Giving the keynote address at a Centre for Education dinner on Monday, Kganyago said the Bank’s mandate to keep inflation low and protect the value of the currency is supportive of economic growth.
This comes after Public Protector Busisiwe Mkhwebane ordered Parliament to amend the Constitution to change the mandate of the Reserve Bank, as part of remedial actions following the CIEX investigation, of which the report was released at a briefing in Pretoria on Monday. Such a change would effectively put an end to inflation targeting
Mkhwebane’s proposed change is for the primary objective of the Bank to be to promote balanced and sustainable economic growth while ensuring that the socioeconomic wellbeing of citizens is protected.
Kganyago said: "If we can keep inflation lower, anchoring inflation expectations, that should in turn generate a lower rate of interest to support the economy.
"We will continue to honour our constitutional mandate and the trust placed in us by the South African society."

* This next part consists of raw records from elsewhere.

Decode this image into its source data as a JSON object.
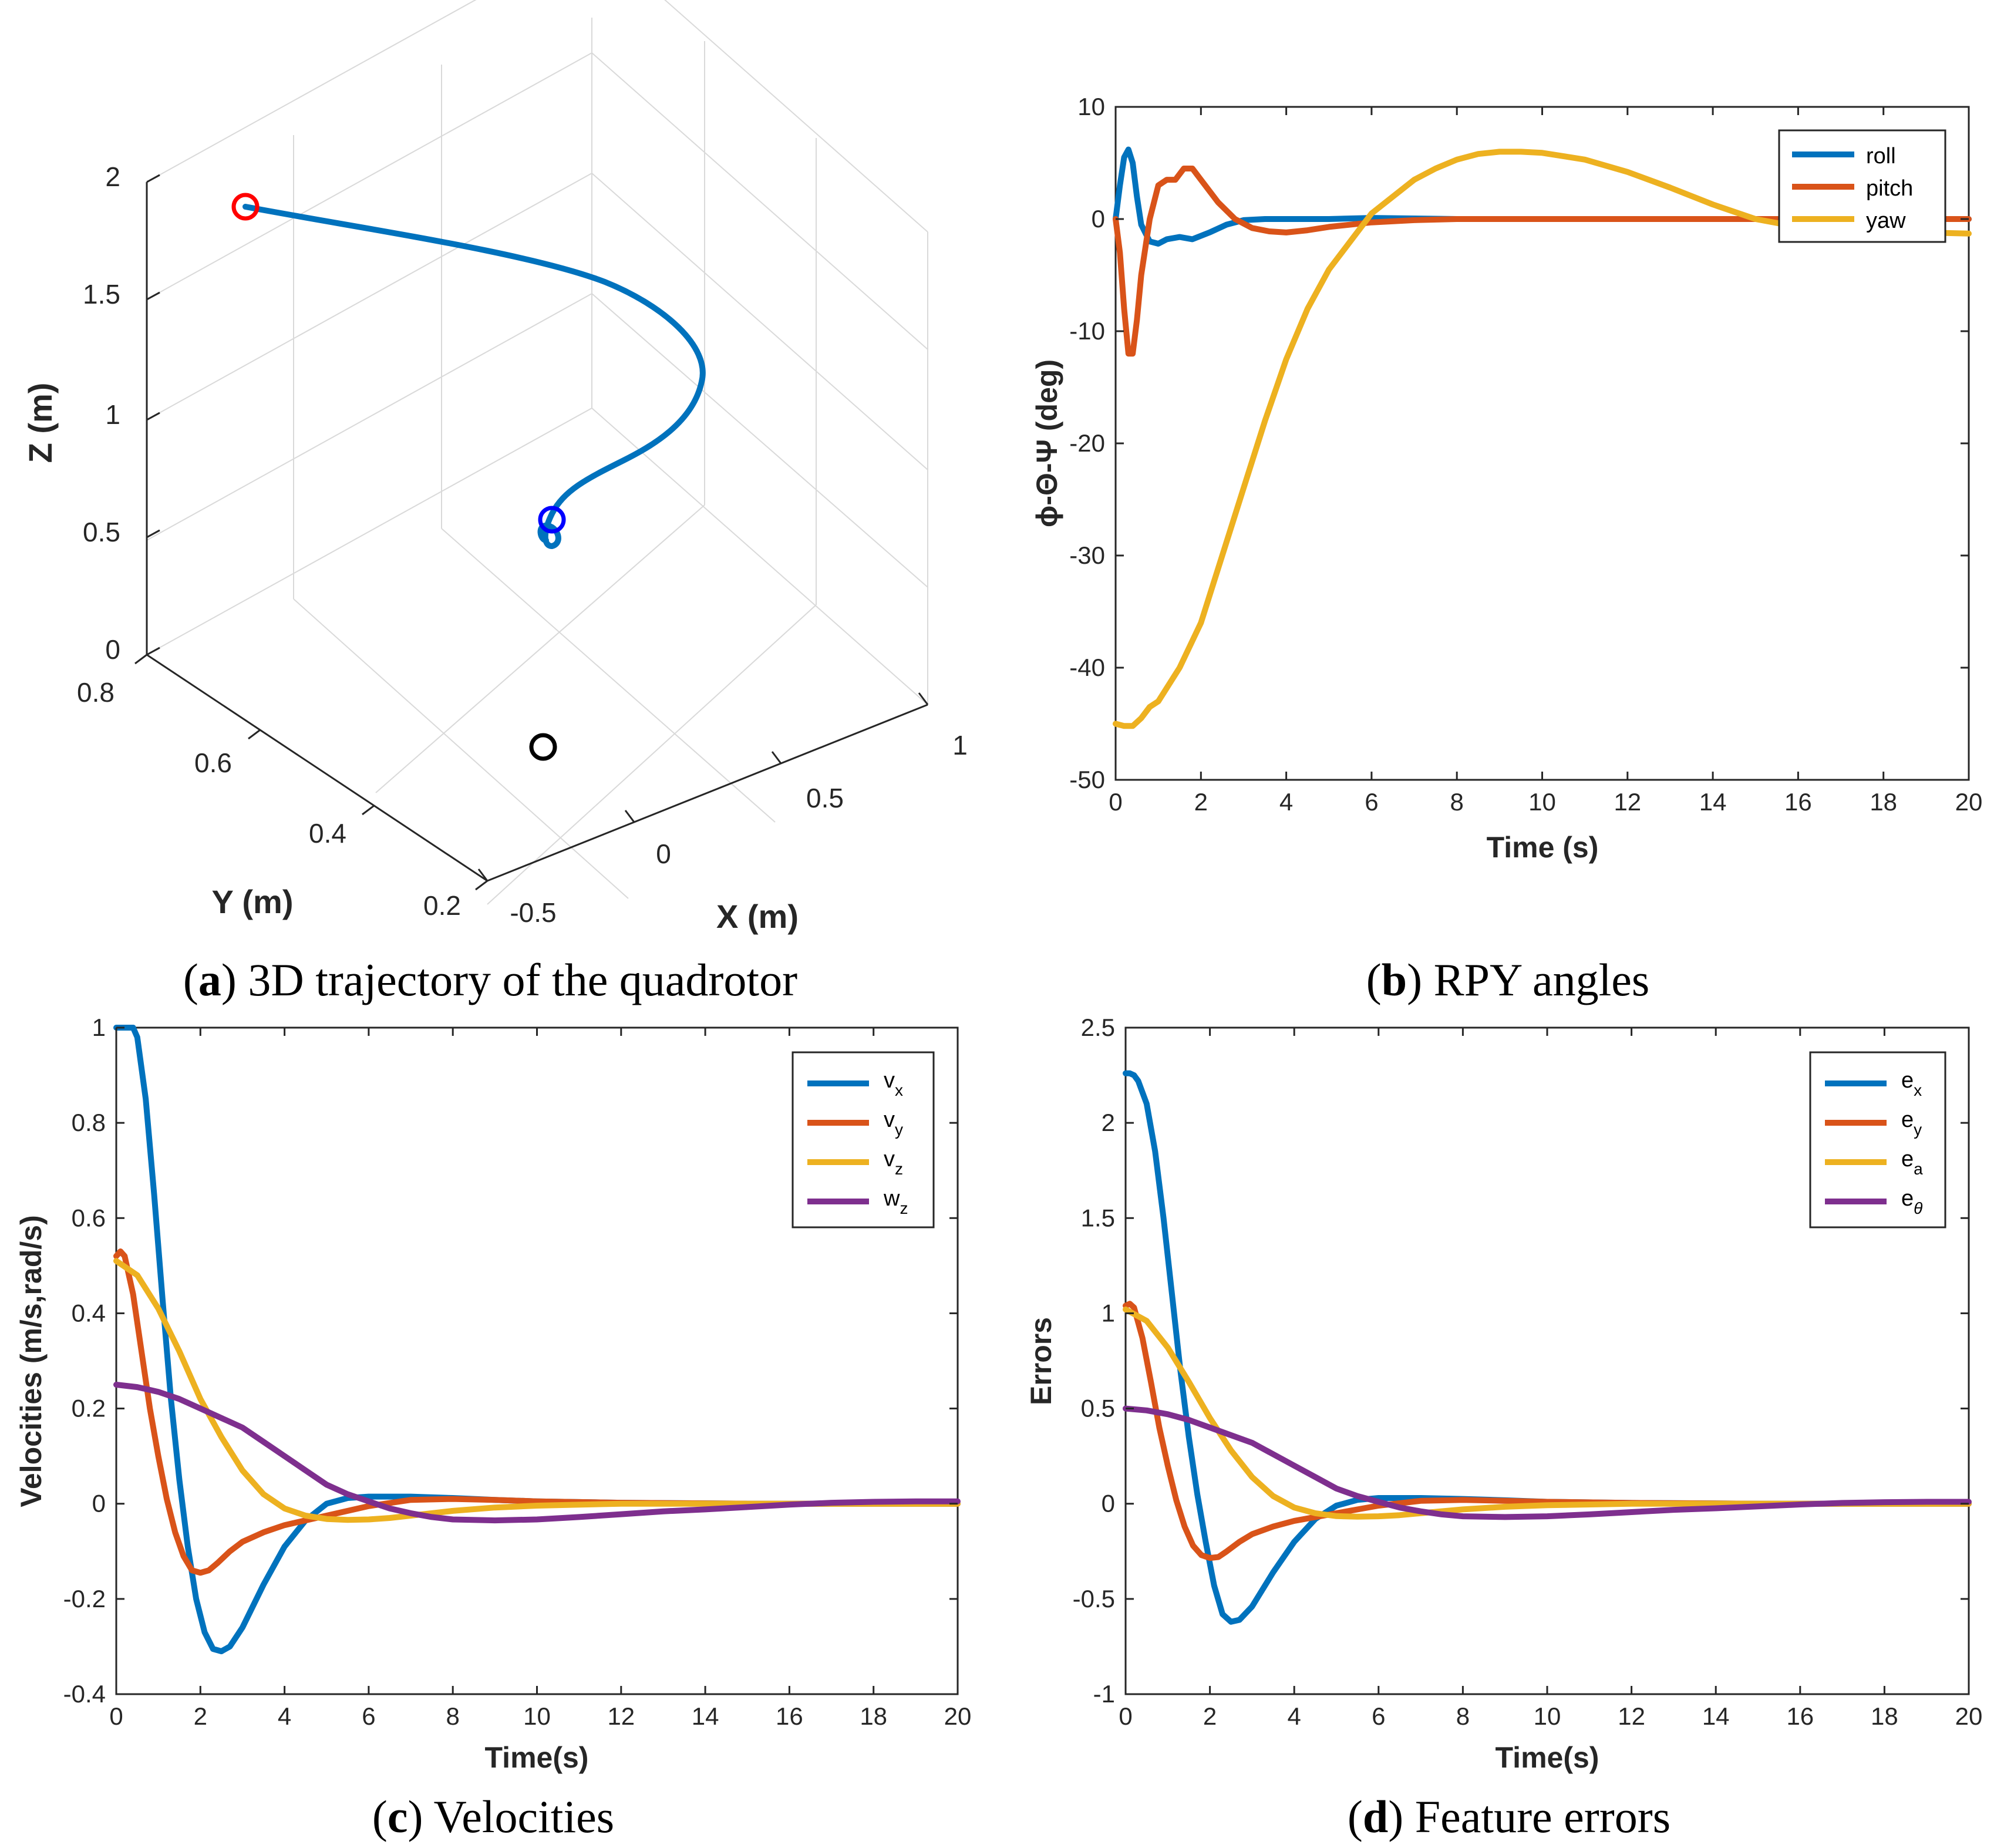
{
  "figure": {
    "captions": [
      {
        "letter": "a",
        "text": " 3D trajectory of the quadrotor"
      },
      {
        "letter": "b",
        "text": " RPY angles"
      },
      {
        "letter": "c",
        "text": " Velocities"
      },
      {
        "letter": "d",
        "text": " Feature errors"
      }
    ]
  },
  "chart_data": [
    {
      "id": "a",
      "type": "line3d",
      "title": "",
      "xlabel": "X (m)",
      "ylabel": "Y (m)",
      "zlabel": "Z (m)",
      "xlim": [
        -0.5,
        1
      ],
      "ylim": [
        0.2,
        0.8
      ],
      "zlim": [
        0,
        2
      ],
      "x_ticks": [
        "-0.5",
        "0",
        "0.5",
        "1"
      ],
      "y_ticks": [
        "0.2",
        "0.4",
        "0.6",
        "0.8"
      ],
      "z_ticks": [
        "0",
        "0.5",
        "1",
        "1.5",
        "2"
      ],
      "grid": true,
      "color": "#0072BD",
      "markers": [
        {
          "name": "start",
          "color": "#FF0000"
        },
        {
          "name": "end",
          "color": "#0000FF"
        },
        {
          "name": "ground-projection",
          "color": "#000000"
        }
      ]
    },
    {
      "id": "b",
      "type": "line",
      "title": "",
      "xlabel": "Time (s)",
      "ylabel": "ϕ-Θ-Ψ (deg)",
      "xlim": [
        0,
        20
      ],
      "ylim": [
        -50,
        10
      ],
      "x_ticks": [
        "0",
        "2",
        "4",
        "6",
        "8",
        "10",
        "12",
        "14",
        "16",
        "18",
        "20"
      ],
      "y_ticks": [
        "10",
        "0",
        "-10",
        "-20",
        "-30",
        "-40",
        "-50"
      ],
      "legend": "top-right",
      "series": [
        {
          "name": "roll",
          "color": "#0072BD",
          "x": [
            0,
            0.1,
            0.2,
            0.3,
            0.4,
            0.5,
            0.6,
            0.8,
            1.0,
            1.2,
            1.5,
            1.8,
            2.2,
            2.6,
            3.0,
            3.5,
            4,
            5,
            6,
            8,
            10,
            15,
            20
          ],
          "y": [
            0,
            3,
            5.5,
            6.2,
            5,
            2,
            -0.5,
            -2,
            -2.2,
            -1.8,
            -1.6,
            -1.8,
            -1.2,
            -0.5,
            -0.1,
            0,
            0,
            0,
            0.1,
            0,
            0,
            0,
            0
          ]
        },
        {
          "name": "pitch",
          "color": "#D95319",
          "x": [
            0,
            0.1,
            0.2,
            0.3,
            0.4,
            0.5,
            0.6,
            0.8,
            1.0,
            1.2,
            1.4,
            1.6,
            1.8,
            2.0,
            2.4,
            2.8,
            3.2,
            3.6,
            4.0,
            4.5,
            5,
            6,
            7,
            8,
            10,
            15,
            20
          ],
          "y": [
            0,
            -3,
            -8,
            -12,
            -12,
            -9,
            -5,
            0,
            3,
            3.5,
            3.5,
            4.5,
            4.5,
            3.5,
            1.5,
            0,
            -0.8,
            -1.1,
            -1.2,
            -1,
            -0.7,
            -0.3,
            -0.1,
            0,
            0,
            0,
            0
          ]
        },
        {
          "name": "yaw",
          "color": "#EDB120",
          "x": [
            0,
            0.2,
            0.4,
            0.6,
            0.8,
            1.0,
            1.5,
            2.0,
            2.5,
            3,
            3.5,
            4,
            4.5,
            5,
            5.5,
            6,
            6.5,
            7,
            7.5,
            8,
            8.5,
            9,
            9.5,
            10,
            11,
            12,
            13,
            14,
            15,
            16,
            17,
            18,
            19,
            20
          ],
          "y": [
            -45,
            -45.2,
            -45.2,
            -44.5,
            -43.5,
            -43,
            -40,
            -36,
            -30,
            -24,
            -18,
            -12.5,
            -8,
            -4.5,
            -2,
            0.5,
            2,
            3.5,
            4.5,
            5.3,
            5.8,
            6,
            6,
            5.9,
            5.3,
            4.2,
            2.8,
            1.3,
            0,
            -0.7,
            -1,
            -1.1,
            -1.2,
            -1.3
          ]
        }
      ]
    },
    {
      "id": "c",
      "type": "line",
      "title": "",
      "xlabel": "Time(s)",
      "ylabel": "Velocities (m/s,rad/s)",
      "xlim": [
        0,
        20
      ],
      "ylim": [
        -0.4,
        1
      ],
      "x_ticks": [
        "0",
        "2",
        "4",
        "6",
        "8",
        "10",
        "12",
        "14",
        "16",
        "18",
        "20"
      ],
      "y_ticks": [
        "1",
        "0.8",
        "0.6",
        "0.4",
        "0.2",
        "0",
        "-0.2",
        "-0.4"
      ],
      "legend": "top-right",
      "series": [
        {
          "name": "v",
          "sub": "x",
          "color": "#0072BD",
          "x": [
            0,
            0.4,
            0.5,
            0.7,
            0.9,
            1.1,
            1.3,
            1.5,
            1.7,
            1.9,
            2.1,
            2.3,
            2.5,
            2.7,
            3.0,
            3.5,
            4.0,
            4.5,
            5.0,
            5.5,
            6,
            7,
            8,
            9,
            10,
            12,
            15,
            20
          ],
          "y": [
            1,
            1,
            0.98,
            0.85,
            0.65,
            0.43,
            0.22,
            0.05,
            -0.09,
            -0.2,
            -0.27,
            -0.305,
            -0.31,
            -0.3,
            -0.26,
            -0.17,
            -0.09,
            -0.035,
            0,
            0.012,
            0.015,
            0.015,
            0.012,
            0.008,
            0.005,
            0.002,
            0,
            0
          ]
        },
        {
          "name": "v",
          "sub": "y",
          "color": "#D95319",
          "x": [
            0,
            0.1,
            0.2,
            0.4,
            0.6,
            0.8,
            1.0,
            1.2,
            1.4,
            1.6,
            1.8,
            2.0,
            2.2,
            2.4,
            2.7,
            3.0,
            3.5,
            4.0,
            4.5,
            5.0,
            6,
            7,
            8,
            9,
            10,
            12,
            15,
            20
          ],
          "y": [
            0.52,
            0.53,
            0.52,
            0.44,
            0.32,
            0.2,
            0.1,
            0.01,
            -0.06,
            -0.11,
            -0.14,
            -0.145,
            -0.14,
            -0.125,
            -0.1,
            -0.08,
            -0.06,
            -0.045,
            -0.035,
            -0.025,
            -0.005,
            0.008,
            0.01,
            0.008,
            0.005,
            0.002,
            0,
            0
          ]
        },
        {
          "name": "v",
          "sub": "z",
          "color": "#EDB120",
          "x": [
            0,
            0.5,
            1,
            1.5,
            2,
            2.5,
            3,
            3.5,
            4,
            4.5,
            5,
            5.5,
            6,
            6.5,
            7,
            8,
            9,
            10,
            12,
            15,
            20
          ],
          "y": [
            0.51,
            0.48,
            0.41,
            0.32,
            0.22,
            0.14,
            0.07,
            0.02,
            -0.01,
            -0.025,
            -0.032,
            -0.034,
            -0.033,
            -0.03,
            -0.025,
            -0.015,
            -0.008,
            -0.004,
            0,
            0,
            0
          ]
        },
        {
          "name": "w",
          "sub": "z",
          "color": "#7E2F8E",
          "x": [
            0,
            0.5,
            1,
            1.5,
            2,
            2.5,
            3,
            3.5,
            4,
            4.5,
            5,
            5.5,
            6,
            6.5,
            7,
            7.5,
            8,
            9,
            10,
            11,
            12,
            13,
            14,
            15,
            16,
            17,
            18,
            19,
            20
          ],
          "y": [
            0.25,
            0.245,
            0.235,
            0.22,
            0.2,
            0.18,
            0.16,
            0.13,
            0.1,
            0.07,
            0.04,
            0.02,
            0.005,
            -0.01,
            -0.02,
            -0.028,
            -0.033,
            -0.035,
            -0.033,
            -0.028,
            -0.022,
            -0.016,
            -0.012,
            -0.007,
            -0.002,
            0.002,
            0.004,
            0.005,
            0.005
          ]
        }
      ]
    },
    {
      "id": "d",
      "type": "line",
      "title": "",
      "xlabel": "Time(s)",
      "ylabel": "Errors",
      "xlim": [
        0,
        20
      ],
      "ylim": [
        -1,
        2.5
      ],
      "x_ticks": [
        "0",
        "2",
        "4",
        "6",
        "8",
        "10",
        "12",
        "14",
        "16",
        "18",
        "20"
      ],
      "y_ticks": [
        "2.5",
        "2",
        "1.5",
        "1",
        "0.5",
        "0",
        "-0.5",
        "-1"
      ],
      "legend": "top-right",
      "series": [
        {
          "name": "e",
          "sub": "x",
          "color": "#0072BD",
          "x": [
            0,
            0.1,
            0.2,
            0.3,
            0.5,
            0.7,
            0.9,
            1.1,
            1.3,
            1.5,
            1.7,
            1.9,
            2.1,
            2.3,
            2.5,
            2.7,
            3.0,
            3.5,
            4.0,
            4.5,
            5.0,
            5.5,
            6,
            7,
            8,
            9,
            10,
            12,
            15,
            20
          ],
          "y": [
            2.26,
            2.26,
            2.25,
            2.22,
            2.1,
            1.85,
            1.5,
            1.1,
            0.7,
            0.35,
            0.05,
            -0.2,
            -0.43,
            -0.58,
            -0.62,
            -0.61,
            -0.54,
            -0.36,
            -0.2,
            -0.08,
            -0.01,
            0.02,
            0.03,
            0.03,
            0.025,
            0.018,
            0.01,
            0.004,
            0,
            0
          ]
        },
        {
          "name": "e",
          "sub": "y",
          "color": "#D95319",
          "x": [
            0,
            0.1,
            0.2,
            0.4,
            0.6,
            0.8,
            1.0,
            1.2,
            1.4,
            1.6,
            1.8,
            2.0,
            2.2,
            2.4,
            2.7,
            3.0,
            3.5,
            4.0,
            4.5,
            5.0,
            6,
            7,
            8,
            9,
            10,
            12,
            15,
            20
          ],
          "y": [
            1.04,
            1.05,
            1.03,
            0.87,
            0.64,
            0.4,
            0.2,
            0.02,
            -0.12,
            -0.22,
            -0.27,
            -0.285,
            -0.28,
            -0.25,
            -0.2,
            -0.16,
            -0.12,
            -0.09,
            -0.07,
            -0.05,
            -0.01,
            0.015,
            0.02,
            0.015,
            0.01,
            0.004,
            0,
            0
          ]
        },
        {
          "name": "e",
          "sub": "a",
          "color": "#EDB120",
          "x": [
            0,
            0.5,
            1,
            1.5,
            2,
            2.5,
            3,
            3.5,
            4,
            4.5,
            5,
            5.5,
            6,
            6.5,
            7,
            8,
            9,
            10,
            12,
            15,
            20
          ],
          "y": [
            1.02,
            0.96,
            0.82,
            0.64,
            0.45,
            0.28,
            0.14,
            0.04,
            -0.02,
            -0.05,
            -0.065,
            -0.068,
            -0.066,
            -0.06,
            -0.05,
            -0.03,
            -0.016,
            -0.008,
            0,
            0,
            0
          ]
        },
        {
          "name": "e",
          "sub": "θ",
          "color": "#7E2F8E",
          "x": [
            0,
            0.5,
            1,
            1.5,
            2,
            2.5,
            3,
            3.5,
            4,
            4.5,
            5,
            5.5,
            6,
            6.5,
            7,
            7.5,
            8,
            9,
            10,
            11,
            12,
            13,
            14,
            15,
            16,
            17,
            18,
            19,
            20
          ],
          "y": [
            0.5,
            0.49,
            0.47,
            0.44,
            0.4,
            0.36,
            0.32,
            0.26,
            0.2,
            0.14,
            0.08,
            0.04,
            0.01,
            -0.02,
            -0.04,
            -0.056,
            -0.066,
            -0.07,
            -0.066,
            -0.056,
            -0.044,
            -0.032,
            -0.024,
            -0.014,
            -0.004,
            0.004,
            0.008,
            0.01,
            0.01
          ]
        }
      ]
    }
  ]
}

He explained that the announcements of lower inflation and lower growth may have suggested to some the time had come for rate cuts. However, a decision would only be made at the monetary policy committee (MPC) meeting in July.
"We confront major challenges, challenges that can’t be solved by changing the repo rate," he said.
The Reserve Bank had run accommodative macroeconomic policies throughout the financial crisis, Kganyago said.
"Now the global economy looks as healthy as it has in years but the South African economy is still struggling. At the present juncture, our fundamental problem is confidence," he said.
Talking about the recent Bureau of Economic Research confidence indices, the lowest since the financial crisis of 2008-09, Kganyago asked why confidence was so subdued, and answered that it was because everyone in SA was "worried about their country".